Terkadang teknologi itu berasal dari sektor lain. Gagasan "memuat" tidak hanya berlaku untuk kesehatan manusia, tetapi juga untuk rekayasa. Jadi beberapa model yang sama dapat memiliki relevansi antara teknik dan manusia. Satu perangkat yang telah diuji NASA di lapangan adalah tomografi komputer kuantitatif (QCT), sebuah pencitraan yang menghitung jumlah massa tulang yang dimiliki seorang astronot dalam tiga dimensi sebenarnya. Dari data QCT ini, para insinyur dapat mengembangkan model untuk memperkirakan beban mekanis yang akan menyebabkan patah tulang. Tetapi hanya sedikit orang yang telah menerapkan model teknik ini ke sistem biologis, kata Sibonga.

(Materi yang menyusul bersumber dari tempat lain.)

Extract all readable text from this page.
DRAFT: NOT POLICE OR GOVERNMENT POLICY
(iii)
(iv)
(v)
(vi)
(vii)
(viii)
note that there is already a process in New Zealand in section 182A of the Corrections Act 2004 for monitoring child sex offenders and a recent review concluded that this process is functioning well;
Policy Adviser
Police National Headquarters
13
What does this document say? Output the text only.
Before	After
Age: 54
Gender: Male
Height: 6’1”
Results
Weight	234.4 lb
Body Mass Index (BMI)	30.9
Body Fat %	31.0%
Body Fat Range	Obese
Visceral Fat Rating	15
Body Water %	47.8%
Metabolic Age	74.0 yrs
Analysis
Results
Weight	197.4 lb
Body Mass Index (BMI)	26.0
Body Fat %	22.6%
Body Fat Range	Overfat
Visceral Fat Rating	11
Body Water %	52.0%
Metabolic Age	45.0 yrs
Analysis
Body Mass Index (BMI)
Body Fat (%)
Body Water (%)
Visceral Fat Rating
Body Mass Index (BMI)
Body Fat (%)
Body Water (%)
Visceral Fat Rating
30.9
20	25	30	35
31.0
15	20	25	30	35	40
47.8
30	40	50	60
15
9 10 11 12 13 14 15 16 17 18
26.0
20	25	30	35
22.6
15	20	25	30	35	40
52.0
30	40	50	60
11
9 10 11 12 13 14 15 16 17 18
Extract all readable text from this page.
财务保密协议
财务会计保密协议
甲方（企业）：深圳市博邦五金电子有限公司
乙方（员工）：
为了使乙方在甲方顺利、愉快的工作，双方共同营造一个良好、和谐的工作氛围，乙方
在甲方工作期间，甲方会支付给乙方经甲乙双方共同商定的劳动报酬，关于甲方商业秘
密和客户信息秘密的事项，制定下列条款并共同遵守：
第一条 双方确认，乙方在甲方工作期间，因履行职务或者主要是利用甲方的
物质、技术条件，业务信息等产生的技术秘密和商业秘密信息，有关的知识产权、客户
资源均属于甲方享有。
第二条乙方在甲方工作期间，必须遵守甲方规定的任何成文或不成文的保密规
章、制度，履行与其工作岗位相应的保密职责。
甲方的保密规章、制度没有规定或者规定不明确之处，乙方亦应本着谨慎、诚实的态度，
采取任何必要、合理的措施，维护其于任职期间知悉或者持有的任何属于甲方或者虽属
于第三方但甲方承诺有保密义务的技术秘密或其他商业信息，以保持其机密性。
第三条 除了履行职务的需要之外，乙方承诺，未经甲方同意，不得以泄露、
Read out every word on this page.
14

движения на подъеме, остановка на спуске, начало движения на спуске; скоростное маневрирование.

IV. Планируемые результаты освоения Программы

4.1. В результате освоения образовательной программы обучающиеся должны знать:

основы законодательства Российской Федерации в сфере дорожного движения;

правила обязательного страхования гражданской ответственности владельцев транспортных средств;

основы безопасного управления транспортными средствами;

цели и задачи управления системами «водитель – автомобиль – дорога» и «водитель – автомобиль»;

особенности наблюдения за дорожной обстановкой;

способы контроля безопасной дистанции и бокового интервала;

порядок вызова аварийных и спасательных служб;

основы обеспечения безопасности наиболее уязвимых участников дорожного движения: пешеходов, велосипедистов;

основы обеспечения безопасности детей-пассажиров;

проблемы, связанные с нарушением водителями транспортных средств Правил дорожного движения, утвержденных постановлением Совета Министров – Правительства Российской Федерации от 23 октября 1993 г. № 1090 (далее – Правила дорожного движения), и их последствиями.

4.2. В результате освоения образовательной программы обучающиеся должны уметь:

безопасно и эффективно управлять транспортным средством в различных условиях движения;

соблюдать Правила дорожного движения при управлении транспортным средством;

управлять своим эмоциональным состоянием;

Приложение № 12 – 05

Tentu, NASA juga tertarik pada berapa banyak kepadatan mineral tulang (BMD) yang kembali setelah misi. Tes BMD dilakukan setiap tiga tahun di astronot sejak mereka dipilih (mengingat teknologi itu tidak tersedia sampai sekitar pertengahan 1990-an). Uniknya, NASA juga mengundang astronotnya kembali setelah mereka pergi atau pensiun untuk melanjutkan tes - praktik yang bahkan tidak dilakukan oleh cabang militer di Amerika Serikat. Hal ini memungkinkan agen untuk melakukan studi populasi jangka panjang pada korps astronotnya.
Sibonga menambahkan bahwa sains NASA sedang berjalan dengan kecepatan yang agresif, mengingat populasi kecil dan jadwal misi, dan mengutip beberapa contoh makalah penelitian tentang kesehatan tulang dan kekuatan femoral sebagai contoh.
Ini memulai serangkaian tiga bagian tentang kesehatan astronot. Besok: Cara berolahraga dalam nol G. Dua hari dari sekarang: Berjuang melawan apa yang dilakukan ruang untuk kesehatan Anda.